Forkast.Insights | What does it mean?
As Bitcoin and other cryptocurrencies continue to make incredible price gains, multiplying in value by several times over the course of the last year, retail interest and hype have grown along with it. The nascent digital space presents new possibilities and opportunities for the average investor to accumulate significant wealth in a short period of time. But so, too are scam artists finding opportunities to exploit the many new, naive and poorly informed investors in this space.
In Hong Kong, the special administrative region of China, police recently arrested nine people for defrauding victims out of more than HK$35 million, or US$4.5 million by conning them into scam digital currency investments in connection with 55 criminal cases.
In mainland China, cryptocurrency scams have also been on the rise. According to data provided by The National Computer Network Emergency Response Technical Team/Coordination Center of China (CNCERT/CC), a state-owned cybersecurity technical center, 102 kinds of token projects were identified as pyramid sales or Ponzi schemes — taking advantage of investor greed and the hyped-up market sentiment.

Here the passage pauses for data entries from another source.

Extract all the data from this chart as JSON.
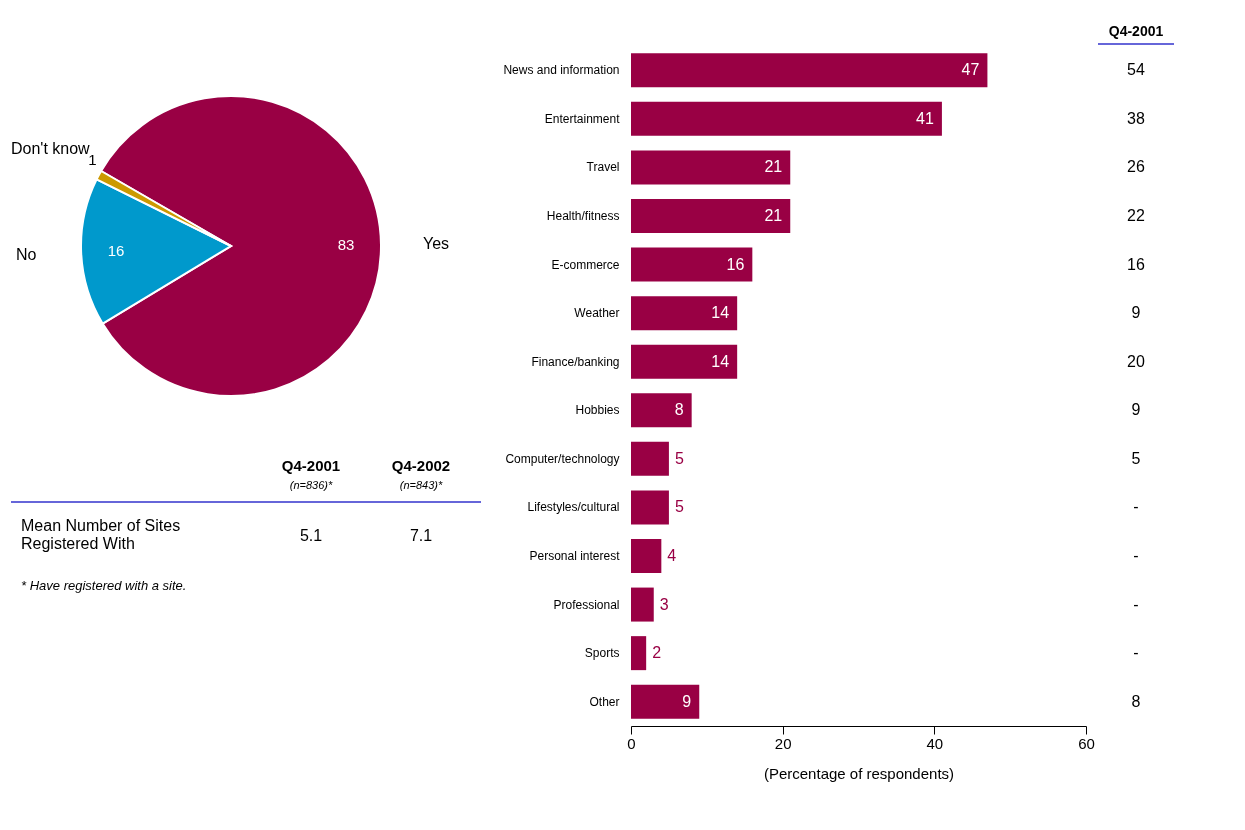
{
  "chart_data": [
    {
      "type": "pie",
      "categories": [
        "Yes",
        "No",
        "Don't know"
      ],
      "values": [
        83,
        16,
        1
      ],
      "colors": [
        "#990044",
        "#0099cc",
        "#cc9900"
      ],
      "data_labels": true
    },
    {
      "type": "other",
      "annotations": [
        "Q4-2001",
        "(n=836)*",
        "Q4-2002",
        "(n=843)*",
        "Mean Number of Sites\nRegistered With",
        "5.1",
        "7.1",
        "*  Have registered with a site."
      ]
    },
    {
      "type": "bar",
      "orientation": "horizontal",
      "color": "#990044",
      "categories": [
        "News and information",
        "Entertainment",
        "Travel",
        "Health/fitness",
        "E-commerce",
        "Weather",
        "Finance/banking",
        "Hobbies",
        "Computer/technology",
        "Lifestyles/cultural",
        "Personal interest",
        "Professional",
        "Sports",
        "Other"
      ],
      "values": [
        47,
        41,
        21,
        21,
        16,
        14,
        14,
        8,
        5,
        5,
        4,
        3,
        2,
        9
      ],
      "xlim": [
        0,
        60
      ],
      "xticks": [
        0,
        20,
        40,
        60
      ],
      "xlabel": "(Percentage of respondents)",
      "grid": false,
      "data_labels": true,
      "annotations": [
        "Q4-2001",
        "54",
        "38",
        "26",
        "22",
        "16",
        "9",
        "20",
        "9",
        "5",
        "-",
        "-",
        "-",
        "-",
        "8"
      ]
    }
  ]
}
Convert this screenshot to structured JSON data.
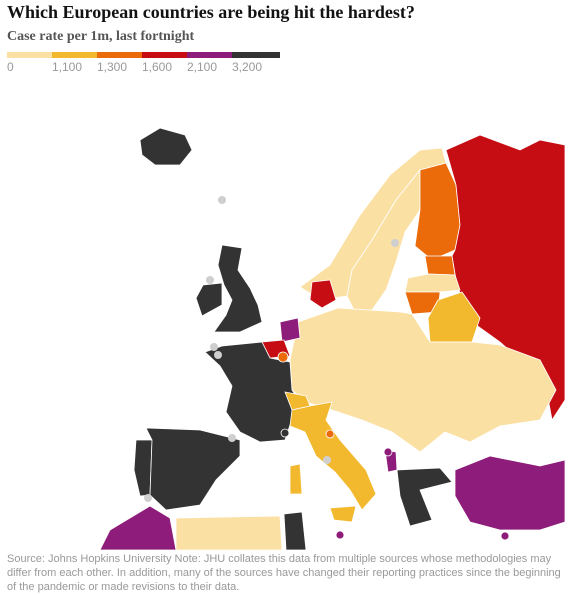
{
  "header": {
    "title": "Which European countries are being hit the hardest?",
    "subtitle": "Case rate per 1m, last fortnight"
  },
  "legend": {
    "items": [
      {
        "label": "0",
        "color": "#fbe0a3"
      },
      {
        "label": "1,100",
        "color": "#f3b92e"
      },
      {
        "label": "1,300",
        "color": "#eb6a0a"
      },
      {
        "label": "1,600",
        "color": "#c70d14"
      },
      {
        "label": "2,100",
        "color": "#8e1c7a"
      },
      {
        "label": "3,200",
        "color": "#333333"
      }
    ]
  },
  "source": "Source: Johns Hopkins University Note: JHU collates this data from multiple sources whose methodologies may differ from each other. In addition, many of the sources have changed their reporting practices since the beginning of the pandemic or made revisions to their data."
}
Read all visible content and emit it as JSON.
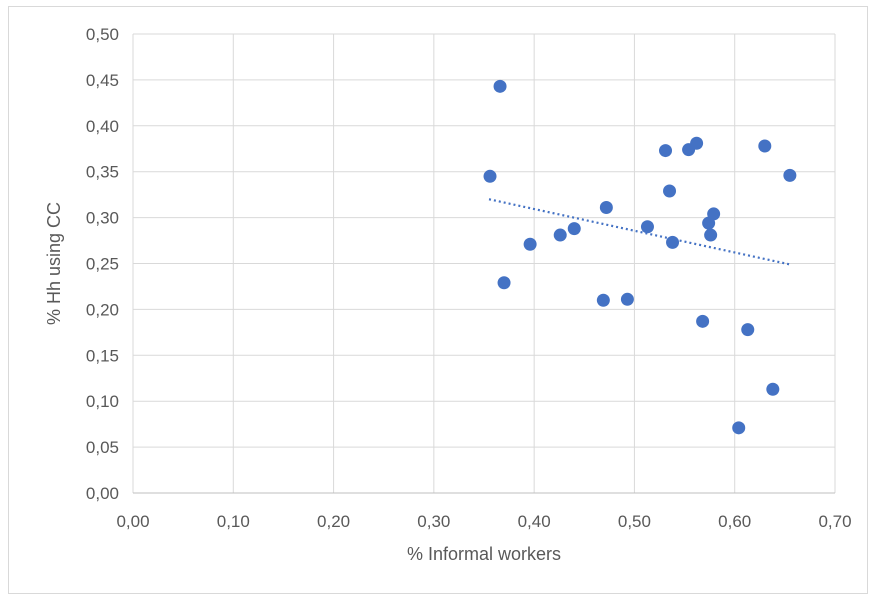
{
  "chart_data": {
    "type": "scatter",
    "title": "",
    "xlabel": "% Informal workers",
    "ylabel": "% Hh using CC",
    "xlim": [
      0,
      0.7
    ],
    "ylim": [
      0,
      0.5
    ],
    "xticks": [
      "0,00",
      "0,10",
      "0,20",
      "0,30",
      "0,40",
      "0,50",
      "0,60",
      "0,70"
    ],
    "yticks": [
      "0,00",
      "0,05",
      "0,10",
      "0,15",
      "0,20",
      "0,25",
      "0,30",
      "0,35",
      "0,40",
      "0,45",
      "0,50"
    ],
    "grid": true,
    "legend": "none",
    "trendline": {
      "style": "dotted",
      "x": [
        0.355,
        0.655
      ],
      "y": [
        0.32,
        0.249
      ]
    },
    "points": [
      {
        "x": 0.356,
        "y": 0.345
      },
      {
        "x": 0.366,
        "y": 0.443
      },
      {
        "x": 0.37,
        "y": 0.229
      },
      {
        "x": 0.396,
        "y": 0.271
      },
      {
        "x": 0.426,
        "y": 0.281
      },
      {
        "x": 0.44,
        "y": 0.288
      },
      {
        "x": 0.469,
        "y": 0.21
      },
      {
        "x": 0.472,
        "y": 0.311
      },
      {
        "x": 0.493,
        "y": 0.211
      },
      {
        "x": 0.513,
        "y": 0.29
      },
      {
        "x": 0.531,
        "y": 0.373
      },
      {
        "x": 0.535,
        "y": 0.329
      },
      {
        "x": 0.538,
        "y": 0.273
      },
      {
        "x": 0.554,
        "y": 0.374
      },
      {
        "x": 0.562,
        "y": 0.381
      },
      {
        "x": 0.568,
        "y": 0.187
      },
      {
        "x": 0.574,
        "y": 0.294
      },
      {
        "x": 0.576,
        "y": 0.281
      },
      {
        "x": 0.579,
        "y": 0.304
      },
      {
        "x": 0.604,
        "y": 0.071
      },
      {
        "x": 0.613,
        "y": 0.178
      },
      {
        "x": 0.63,
        "y": 0.378
      },
      {
        "x": 0.638,
        "y": 0.113
      },
      {
        "x": 0.655,
        "y": 0.346
      }
    ],
    "colors": {
      "marker": "#4472c4",
      "trendline": "#4472c4",
      "grid": "#d9d9d9",
      "axis": "#bfbfbf"
    }
  }
}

The frenzied crypto markets and retail FOMO prevalent over the last year are creating an environment ripe for fraudsters, hackers and other assorted con artists to take advantage of investors, and the trend will likely only increase as crypto markets heat up further. According to a Cryptocurrency Scam report by Bolster, as the crypto bull market made the headlines in 2020, the market also witnessed a 40% year-over-year increase in crypto-related criminal activity, to 400,000 crypto-related scams on record. The report also anticipates the trend to continue, projecting more than a 75% increase in crypto-related fraud to occur in 2021.